The day began with Unforgiven, a Japanese remake of the Oscar-winning 1992 Clint Eastwood film. Starring Ken Watanabe, Lee Sang-il's sweeping, gripping film adapts David Webb Peoples' script to 1880 Japan. Instead of a reformed gunfighter, the central character, Jubei (Watanabe), is a former samurai with a fierce reputation for killing. He disappeared a dozen years earlier after the return of the emperor, when the samurais who fought for the shoguns were mostly eliminated.

He now lives on the unforgivingly harsh northern island of Hokkaido. A widower, he has given up the sword to be a farmer, after making a promise to his late wife. But he's not very good at it - so when an old samurai pal shows up, offering a chance at some easy money, he's reluctantly tempted to go.

The money is a reward being offered by prostitutes in a small town on the mountainous island. A customer has sliced the face of one of the girls, and the town's boss refuses to punish the offenders, beyond forcing them to surrender some horses to the brothel keeper who'd paid to bring the girl in. If you've seen the Eastwood film, you know the story; Lee adapts it beautifully to a country and period where samurai swords coexist with rifles, six-shooters and older firearms.

Watanabe has the same world-weary rasp that Eastwood brought to the role in one of his best films. Yet this film is its own animal: violent, thoughtful and awash in regret. Here's hoping it makes it into American theaters.

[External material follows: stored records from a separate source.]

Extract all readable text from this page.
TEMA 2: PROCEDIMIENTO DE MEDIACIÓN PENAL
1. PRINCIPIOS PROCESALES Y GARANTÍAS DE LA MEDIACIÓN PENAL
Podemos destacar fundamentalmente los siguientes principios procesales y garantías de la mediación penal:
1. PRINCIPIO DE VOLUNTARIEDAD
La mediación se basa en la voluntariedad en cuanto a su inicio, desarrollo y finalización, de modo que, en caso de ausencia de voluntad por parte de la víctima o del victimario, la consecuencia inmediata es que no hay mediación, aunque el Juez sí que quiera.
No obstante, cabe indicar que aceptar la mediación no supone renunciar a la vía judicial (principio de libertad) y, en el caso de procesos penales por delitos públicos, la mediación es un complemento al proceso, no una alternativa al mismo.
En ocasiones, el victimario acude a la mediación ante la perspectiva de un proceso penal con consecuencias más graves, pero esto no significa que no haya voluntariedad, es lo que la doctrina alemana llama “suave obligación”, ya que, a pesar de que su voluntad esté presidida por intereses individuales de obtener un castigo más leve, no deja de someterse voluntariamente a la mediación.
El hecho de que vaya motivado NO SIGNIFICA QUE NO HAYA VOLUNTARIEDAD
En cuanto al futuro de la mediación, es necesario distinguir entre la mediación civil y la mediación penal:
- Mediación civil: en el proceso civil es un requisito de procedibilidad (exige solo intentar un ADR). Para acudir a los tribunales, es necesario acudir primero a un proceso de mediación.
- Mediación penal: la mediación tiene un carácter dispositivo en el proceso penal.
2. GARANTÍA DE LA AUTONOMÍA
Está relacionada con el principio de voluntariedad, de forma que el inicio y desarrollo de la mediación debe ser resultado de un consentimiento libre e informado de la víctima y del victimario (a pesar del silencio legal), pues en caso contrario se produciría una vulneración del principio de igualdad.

The trip to Tangier came courtesy of Laila Marrakchi's outstanding Rock the Casbah. Featuring a pan-Arabian cast of talented actresses, it could almost be seen as a Moroccan version of August: Osage County, without quite as much acidic humor.

The film is actually narrated by the dead patriarch (a playful Omar Sharif), whose sudden death brings his three daughters together for the first time in a while for the funeral. Inevitably, old resentments and secrets begin to surface in fascinating ways. There's even that little unexpected splash of incest, just like in Tracy Letts' Pulitzer-winning play.

The cast is superb, led by Hiam Abbass as the mother and including Lubna Azabal, Nadine Labaki and Morjana Alaoui as the daughters. The writing is sharp, witty and perceptive about the ways sisters deal with each other. Even as it's specific to its culture, it is universal in its story of family tensions exacerbated by a death in the family.